In the end, I concluded the only way to get there was to sell the Canon at a loss and spend $20,000 on an f/2.8.
They were out of stock, but by paying in advance I was able to convince Sigma to start growing the fluorite
crystal required for the low-dispersion elements back in 2010. The first crystal broke when one of the lab people tuned a radio to AM instead of FM. But they finished growing the second crystal last month and quickly assembled the lens for me. Free shipping was a godsend, as this lens normally is lowered by helicopter and requires at least a quarter acre of land for dropoff.
I mostly use it street photography and weddings, plus the occasional boudoir photoshoot.
It takes a standard 550mm filter, I was able to attach a closeup filter to bring the minimum focusing distance down to 16 feet. The bokeh is a bit "nervous" so for wedding shoots, I sometimes pair this lens with my 500mm f/1.4, which I normally hate to carry because it's a bit bulky at 627 pounds.
Autofocus is fast and smooth, and is achieved via a customized car battery. The mechanism is fairly quiet, making it perfect for capturing skittish birds and taking unobtrusive shots in public places. Full-time hug-method manual focus is also available - you simple encircle the lens hood with both arms, bite a corner of the camera with your teeth, and twist your head.
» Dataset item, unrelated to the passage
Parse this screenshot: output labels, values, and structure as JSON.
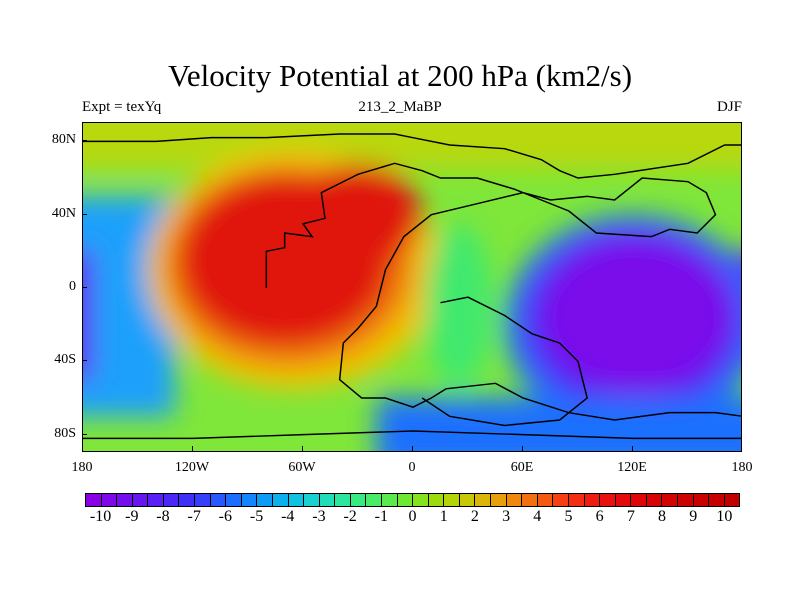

All in all I'd say this is an outstanding value, and very cool looking. It works great when shoulder mounted. Try it on government installations, water treatment plants, the white house, and military bases!
on April 12, 2011
Well, I finally decided to spring for the Sigma 200-500 f/2.8. For under $30,000 I couldn't pass up the deal. I know, carrying a 37lb lens around may seem like a chore, but the savings in gas to drive to photo shoots more than compensates for it. I actually do most of my Florida and Georgia area outdoor wedding and landscape shoots from my rooftop now. The IQ is tack-sharp even wide open at 1000mm (w/ 2x converter, obviously) The issue I had, was when the FBI and Homeland security showed up at my house. I was shooting a wedding in downtown Orlando, which is only about 30 miles away, from my roof. The house was surrounded and guns drawn on me. You see, I live near enough to a major airport that the neighbors mistook it's green color and imposing size as some sort of ground to air missile launcher. I would strongly consider coloring it a light color to minimize thermal expansion during the day, and marking the side "Not A Stinger Missile". Also, it is a nice walk around lens for family trips to the zoo. Low light performance is superb. Most photos can be taken without flash, on a moonless night, following a massive power outage, by simply lighting a fart during the exposure. Experiment with differing brands of beans, as it affects the color temperature of the raw shot.